China can copy everything except aircraft engines. Why?

China is a huge factory for stamping fakes, and for many decades. They copy everything from clothes to military and space equipment. The party’s policy, established many years ago, implies to miss such a crucial and most expensive stage as development and design; instead, the technology is “borrowed” from the USSR-Russia, the UNITED States, the EU.

MiG-29 with RD-33 engines
MiG-29 with RD-33 engines

But not everyone can just copy, for example, over the problem of aircraft engines there are struggling for a long time and so far without success. And we are talking not only about engines for fighters but also for civilian passenger planes.

Thus, the Chinese tried in the 80s to copy the American engines F-404-GE-402 and F-404-GE-F1D2 for F/A-18 and F-117A Nighthawk fighters. It is quite expected that they failed, and then China paid attention to Soviet-Russian products.

The Russian engine RD-93 seemed to the Chinese a worthy candidate to copy; it is simpler than the American and more reliable. And some successes they have achieved – there was an engine WS-13E, which the Chinese proudly called “theirs.”

JF-17 fighter aircraft
JF-17 fighter aircraft

But it was not easy – not knowing the alloys from which the Russian engine is made, the WS-13E was much worse than the original, the engine just did not keep high temperatures. The exit was found – the working areas of the engine were applied ceramic coating, which allowed it to work at high temperatures.

The engines were installed in a light JF-17 fighter and sold to Pakistan.

Since the WS-13E is unreliable and relatively low-power, a new WS-15 engine is being developed for the “newest” 5th generation J-20 fighter jets, but it is also deaf, and Chinese aircraft are flying on Russian engines.

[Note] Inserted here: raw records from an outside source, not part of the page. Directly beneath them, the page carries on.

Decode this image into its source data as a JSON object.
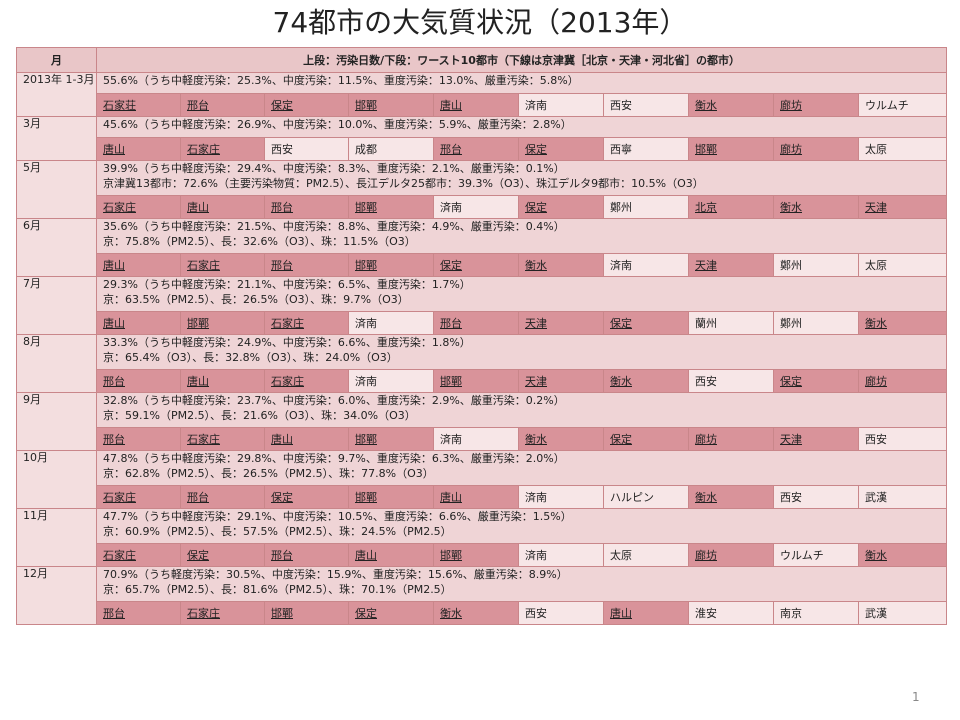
{
  "title": "74都市の大気質状況（2013年）",
  "header": {
    "month": "月",
    "description": "上段：汚染日数/下段：ワースト10都市（下線は京津冀［北京・天津・河北省］の都市）"
  },
  "rows": [
    {
      "month": "2013年 1-3月",
      "summary": [
        "55.6%（うち中軽度汚染：25.3%、中度汚染：11.5%、重度汚染：13.0%、厳重汚染：5.8%）"
      ],
      "cities": [
        {
          "name": "石家荘",
          "bj": true
        },
        {
          "name": "邢台",
          "bj": true
        },
        {
          "name": "保定",
          "bj": true
        },
        {
          "name": "邯鄲",
          "bj": true
        },
        {
          "name": "唐山",
          "bj": true
        },
        {
          "name": "済南",
          "bj": false
        },
        {
          "name": "西安",
          "bj": false
        },
        {
          "name": "衡水",
          "bj": true
        },
        {
          "name": "廊坊",
          "bj": true
        },
        {
          "name": "ウルムチ",
          "bj": false
        }
      ]
    },
    {
      "month": "3月",
      "summary": [
        "45.6%（うち中軽度汚染：26.9%、中度汚染：10.0%、重度汚染：5.9%、厳重汚染：2.8%）"
      ],
      "cities": [
        {
          "name": "唐山",
          "bj": true
        },
        {
          "name": "石家庄",
          "bj": true
        },
        {
          "name": "西安",
          "bj": false
        },
        {
          "name": "成都",
          "bj": false
        },
        {
          "name": "邢台",
          "bj": true
        },
        {
          "name": "保定",
          "bj": true
        },
        {
          "name": "西寧",
          "bj": false
        },
        {
          "name": "邯鄲",
          "bj": true
        },
        {
          "name": "廊坊",
          "bj": true
        },
        {
          "name": "太原",
          "bj": false
        }
      ]
    },
    {
      "month": "5月",
      "summary": [
        "39.9%（うち中軽度汚染：29.4%、中度汚染：8.3%、重度汚染：2.1%、厳重汚染：0.1%）",
        "京津冀13都市：72.6%（主要汚染物質：PM2.5）、長江デルタ25都市：39.3%（O3）、珠江デルタ9都市：10.5%（O3）"
      ],
      "cities": [
        {
          "name": "石家庄",
          "bj": true
        },
        {
          "name": "唐山",
          "bj": true
        },
        {
          "name": "邢台",
          "bj": true
        },
        {
          "name": "邯鄲",
          "bj": true
        },
        {
          "name": "済南",
          "bj": false
        },
        {
          "name": "保定",
          "bj": true
        },
        {
          "name": "鄭州",
          "bj": false
        },
        {
          "name": "北京",
          "bj": true
        },
        {
          "name": "衡水",
          "bj": true
        },
        {
          "name": "天津",
          "bj": true
        }
      ]
    },
    {
      "month": "6月",
      "summary": [
        "35.6%（うち中軽度汚染：21.5%、中度汚染：8.8%、重度汚染：4.9%、厳重汚染：0.4%）",
        "京：75.8%（PM2.5）、長：32.6%（O3）、珠：11.5%（O3）"
      ],
      "cities": [
        {
          "name": "唐山",
          "bj": true
        },
        {
          "name": "石家庄",
          "bj": true
        },
        {
          "name": "邢台",
          "bj": true
        },
        {
          "name": "邯鄲",
          "bj": true
        },
        {
          "name": "保定",
          "bj": true
        },
        {
          "name": "衡水",
          "bj": true
        },
        {
          "name": "済南",
          "bj": false
        },
        {
          "name": "天津",
          "bj": true
        },
        {
          "name": "鄭州",
          "bj": false
        },
        {
          "name": "太原",
          "bj": false
        }
      ]
    },
    {
      "month": "7月",
      "summary": [
        "29.3%（うち中軽度汚染：21.1%、中度汚染：6.5%、重度汚染：1.7%）",
        "京：63.5%（PM2.5）、長：26.5%（O3）、珠：9.7%（O3）"
      ],
      "cities": [
        {
          "name": "唐山",
          "bj": true
        },
        {
          "name": "邯鄲",
          "bj": true
        },
        {
          "name": "石家庄",
          "bj": true
        },
        {
          "name": "済南",
          "bj": false
        },
        {
          "name": "邢台",
          "bj": true
        },
        {
          "name": "天津",
          "bj": true
        },
        {
          "name": "保定",
          "bj": true
        },
        {
          "name": "蘭州",
          "bj": false
        },
        {
          "name": "鄭州",
          "bj": false
        },
        {
          "name": "衡水",
          "bj": true
        }
      ]
    },
    {
      "month": "8月",
      "summary": [
        "33.3%（うち中軽度汚染：24.9%、中度汚染：6.6%、重度汚染：1.8%）",
        "京：65.4%（O3）、長：32.8%（O3）、珠：24.0%（O3）"
      ],
      "cities": [
        {
          "name": "邢台",
          "bj": true
        },
        {
          "name": "唐山",
          "bj": true
        },
        {
          "name": "石家庄",
          "bj": true
        },
        {
          "name": "済南",
          "bj": false
        },
        {
          "name": "邯鄲",
          "bj": true
        },
        {
          "name": "天津",
          "bj": true
        },
        {
          "name": "衡水",
          "bj": true
        },
        {
          "name": "西安",
          "bj": false
        },
        {
          "name": "保定",
          "bj": true
        },
        {
          "name": "廊坊",
          "bj": true
        }
      ]
    },
    {
      "month": "9月",
      "summary": [
        "32.8%（うち中軽度汚染：23.7%、中度汚染：6.0%、重度汚染：2.9%、厳重汚染：0.2%）",
        "京：59.1%（PM2.5）、長：21.6%（O3）、珠：34.0%（O3）"
      ],
      "cities": [
        {
          "name": "邢台",
          "bj": true
        },
        {
          "name": "石家庄",
          "bj": true
        },
        {
          "name": "唐山",
          "bj": true
        },
        {
          "name": "邯鄲",
          "bj": true
        },
        {
          "name": "済南",
          "bj": false
        },
        {
          "name": "衡水",
          "bj": true
        },
        {
          "name": "保定",
          "bj": true
        },
        {
          "name": "廊坊",
          "bj": true
        },
        {
          "name": "天津",
          "bj": true
        },
        {
          "name": "西安",
          "bj": false
        }
      ]
    },
    {
      "month": "10月",
      "summary": [
        "47.8%（うち中軽度汚染：29.8%、中度汚染：9.7%、重度汚染：6.3%、厳重汚染：2.0%）",
        "京：62.8%（PM2.5）、長：26.5%（PM2.5）、珠：77.8%（O3）"
      ],
      "cities": [
        {
          "name": "石家庄",
          "bj": true
        },
        {
          "name": "邢台",
          "bj": true
        },
        {
          "name": "保定",
          "bj": true
        },
        {
          "name": "邯鄲",
          "bj": true
        },
        {
          "name": "唐山",
          "bj": true
        },
        {
          "name": "済南",
          "bj": false
        },
        {
          "name": "ハルピン",
          "bj": false
        },
        {
          "name": "衡水",
          "bj": true
        },
        {
          "name": "西安",
          "bj": false
        },
        {
          "name": "武漢",
          "bj": false
        }
      ]
    },
    {
      "month": "11月",
      "summary": [
        "47.7%（うち中軽度汚染：29.1%、中度汚染：10.5%、重度汚染：6.6%、厳重汚染：1.5%）",
        "京：60.9%（PM2.5）、長：57.5%（PM2.5）、珠：24.5%（PM2.5）"
      ],
      "cities": [
        {
          "name": "石家庄",
          "bj": true
        },
        {
          "name": "保定",
          "bj": true
        },
        {
          "name": "邢台",
          "bj": true
        },
        {
          "name": "唐山",
          "bj": true
        },
        {
          "name": "邯鄲",
          "bj": true
        },
        {
          "name": "済南",
          "bj": false
        },
        {
          "name": "太原",
          "bj": false
        },
        {
          "name": "廊坊",
          "bj": true
        },
        {
          "name": "ウルムチ",
          "bj": false
        },
        {
          "name": "衡水",
          "bj": true
        }
      ]
    },
    {
      "month": "12月",
      "summary": [
        "70.9%（うち軽度汚染：30.5%、中度汚染：15.9%、重度汚染：15.6%、厳重汚染：8.9%）",
        "京：65.7%（PM2.5）、長：81.6%（PM2.5）、珠：70.1%（PM2.5）"
      ],
      "cities": [
        {
          "name": "邢台",
          "bj": true
        },
        {
          "name": "石家庄",
          "bj": true
        },
        {
          "name": "邯鄲",
          "bj": true
        },
        {
          "name": "保定",
          "bj": true
        },
        {
          "name": "衡水",
          "bj": true
        },
        {
          "name": "西安",
          "bj": false
        },
        {
          "name": "唐山",
          "bj": true
        },
        {
          "name": "淮安",
          "bj": false
        },
        {
          "name": "南京",
          "bj": false
        },
        {
          "name": "武漢",
          "bj": false
        }
      ]
    }
  ],
  "page_number": "1"
}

The Y-20 military transport aircraft and the N-6 long-range bomber are also flying on the Russian D-30KP2 engines, which was developed in the USSR in the 1960s. The Chinese are working on a replacement – W-20 is brought to mind, but so far there is deaf.

Russian AL-31(upper) and Chinese WS-10 engine (Lower)
Russian AL-31(upper) and Chinese WS-10 engine (Lower)

In 2018, China tried to hack into the servers of 13 global companies producing aviation and space equipment, mostly affected by U.S. companies, but other countries got it. Whether successful or not is unknown, the U.S. said that China’s intelligence services and a number of relevant companies were involved in the hacking. It is clear that the Chinese denied everything, but the probability of such an event is high.

Thus, aircraft engines remain a mystery for Chinese specialists, showing that to create their school of aircraft builders at least long and expensive; however, it is the only way.